Parfois, ce sont des mesures de bon sens qui font défaut. On les a perdues avec le temps.

Développer sa marque employeur, quel futur ?

Teamii : La marque employeur d’une entreprise doit-elle plaire à tout le monde ?

Thomas : Non ! Absolument pas. La marque employeur n’a pas vocation à séduire tout le monde. Elle doit cibler ses publics. Elle doit présenter au mieux vos atouts ET vos éventuels défauts. Vous êtes qui vous êtes en tant qu’entreprise. C’est comme en amour, c’est l’authenticité qui paye.

Teamii : Quel est l’avenir de la marque employeur après la Covid ?

Thomas : La marque employeur est le supplément d’âme de l’entreprise.

Une entreprise qui n’a pas d’âme n’a pas d’arme pour gagner la guerre des talents. La guerre sanitaire n’a rendu et ne va rendre que plus importante la dimension humaine des organisations. Avec une tertiarisation de l’économie, la guerre des talents va s’accentuer.

Quel est le projet qui nous unit ? Que faisons-nous ensemble ? Dans quelle ambiance ?  Avec quel engagement ? Quel lien ? Quelle autonomie ? Quelles responsabilités ? Si je mets de côté les questions liées à la santé et à la protection évidente des salariés, ces questions sont celles liées à la crise. Elles adressent toute la marque employeur.

Teamii : Existe-t-il des outils pour mesurer sa marque employeur ?

Thomas : Non. Il existe des labels bien connus (Great Place To Work, Top Employers, ChooseMyCompany) qui proposent des méthodes de diagnostics intéressantes. Chacun avec leurs particularités.

Il y a des enquêtes de climat social, établies souvent chaque année. Il y a aussi des solutions comme la vôtre, Teamii, de mesure de sondage qui ont des approches thématiques comme l’engagement et la QVT.

Teamii : Auriez-vous un exemple concret d’un bénéfice obtenu à l’aide de la marque employeur au sein d’une entreprise accompagnée par Parlons RH ?

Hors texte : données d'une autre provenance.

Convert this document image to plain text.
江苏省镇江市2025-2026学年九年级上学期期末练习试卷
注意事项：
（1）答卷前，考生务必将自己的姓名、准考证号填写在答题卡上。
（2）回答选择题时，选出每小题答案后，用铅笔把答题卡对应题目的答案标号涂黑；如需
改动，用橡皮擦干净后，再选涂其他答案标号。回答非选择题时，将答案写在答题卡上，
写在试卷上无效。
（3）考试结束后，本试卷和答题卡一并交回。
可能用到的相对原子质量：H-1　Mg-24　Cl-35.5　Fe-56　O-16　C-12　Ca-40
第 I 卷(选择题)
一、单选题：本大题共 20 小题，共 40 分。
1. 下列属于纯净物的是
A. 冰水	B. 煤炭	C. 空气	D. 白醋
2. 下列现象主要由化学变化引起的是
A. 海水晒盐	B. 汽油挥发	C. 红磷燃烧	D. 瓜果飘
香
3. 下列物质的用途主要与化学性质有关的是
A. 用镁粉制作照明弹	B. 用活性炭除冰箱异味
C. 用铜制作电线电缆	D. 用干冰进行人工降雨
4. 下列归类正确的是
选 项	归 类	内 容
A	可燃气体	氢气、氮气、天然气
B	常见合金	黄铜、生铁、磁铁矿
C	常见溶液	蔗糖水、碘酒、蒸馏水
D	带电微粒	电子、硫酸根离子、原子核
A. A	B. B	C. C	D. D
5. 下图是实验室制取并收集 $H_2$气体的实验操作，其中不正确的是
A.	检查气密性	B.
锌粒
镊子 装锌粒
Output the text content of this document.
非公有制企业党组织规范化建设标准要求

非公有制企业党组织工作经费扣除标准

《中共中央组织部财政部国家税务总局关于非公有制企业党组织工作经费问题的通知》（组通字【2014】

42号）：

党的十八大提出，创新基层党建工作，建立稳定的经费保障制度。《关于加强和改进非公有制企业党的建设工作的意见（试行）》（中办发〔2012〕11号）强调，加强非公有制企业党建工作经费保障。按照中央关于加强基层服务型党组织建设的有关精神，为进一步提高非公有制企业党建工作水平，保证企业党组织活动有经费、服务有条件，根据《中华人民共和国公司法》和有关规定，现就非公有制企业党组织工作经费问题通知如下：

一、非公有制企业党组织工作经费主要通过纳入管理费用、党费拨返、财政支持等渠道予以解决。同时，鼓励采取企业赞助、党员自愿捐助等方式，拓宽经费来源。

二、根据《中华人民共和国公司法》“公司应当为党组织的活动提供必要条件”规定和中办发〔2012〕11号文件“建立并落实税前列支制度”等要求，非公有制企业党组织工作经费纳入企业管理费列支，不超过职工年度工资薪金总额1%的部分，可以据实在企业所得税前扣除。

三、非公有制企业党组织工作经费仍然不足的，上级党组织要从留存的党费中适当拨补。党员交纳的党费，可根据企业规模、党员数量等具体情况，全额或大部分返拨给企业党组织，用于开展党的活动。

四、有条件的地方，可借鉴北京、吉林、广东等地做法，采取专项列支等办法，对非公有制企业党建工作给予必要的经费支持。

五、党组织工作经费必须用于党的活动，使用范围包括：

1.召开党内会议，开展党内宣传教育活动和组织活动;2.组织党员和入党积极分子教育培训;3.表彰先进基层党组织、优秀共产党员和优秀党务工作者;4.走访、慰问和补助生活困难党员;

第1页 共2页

Thomas : Il est difficile de lister tous les avantages et les bénéfices d’une bonne marque employeur. Cela varie d’ailleurs beaucoup d’une entreprise à l’autre. On retrouve souvent :

  • L’augmentation du nombre de candidatures spontanées
  • L’augmentation du nombre de réponses à des offres d’emploi et la qualité de ces candidatures
  • La baisse du temps entre la publication d’une offre d’emploi et le fait qu’elle soit pourvue
  • La diminution du recours aux cabinets de recrutement et du coût global externe, y compris sur les jobboards
  • La baisse du turn-over
  • L’augmentation de la mobilité interne
  • L’augmentation de la cooptation naturelle
  • La baisse du micro-absentéisme
  • L’augmentation de la fierté d’appartenance

En fait, on retrouve du sens et du bon sens, une forme d’alignement dynamique des équipes. C’est un bénéfice énorme. Pour être plus concret, en m‘appuyant sur les missions délivrées récemment par Parlons RH :

  • Pour une grande entreprise du Retail spécialisée dans le sport, nous sommes passés de 3 000 candidatures spontanées par an à 7 000 candidatures, grâce à une marque employeur renouvelée et une présence social media soutenue.
  • Pour une PME (60 collaborateurs) qui avait un problème de sourcing et des besoins importants de recrutement au regard de sa taille, nous sommes passés de 60 candidatures par an à 350 candidatures tout en diminuant par deux le budget de recours aux cabinets de recrutement.
  • Dans une entreprise industrielle de 1 000 salariés, le turn-over notamment des techniciens et agents de maîtrise a été réduit de 4% la première année, de 18% la deuxième et de 26% la troisième. Nous sommes ainsi passés de 20% de turn-over à moins de 12% ! Il a fallu trois ans, mais on y est arrivé.

Le coût du désengagement en 2019 en France est de 14 580 € par an et par salarié en moyenne (Mozart Consulting/ APICIL, 2019) ! C’est énorme !!! La marque employeur est une démarche qui contribue à réduire drastiquement le désengagement.

Son principal enjeu doit rester double :

Remettre l’Homme au cœur de l’entreprise et l’entreprise au cœur de l’Homme.

Teamii : Merci infiniment, Thomas, pour toutes vos réponses ! Ce fut un réel plaisir d’échanger avec vous.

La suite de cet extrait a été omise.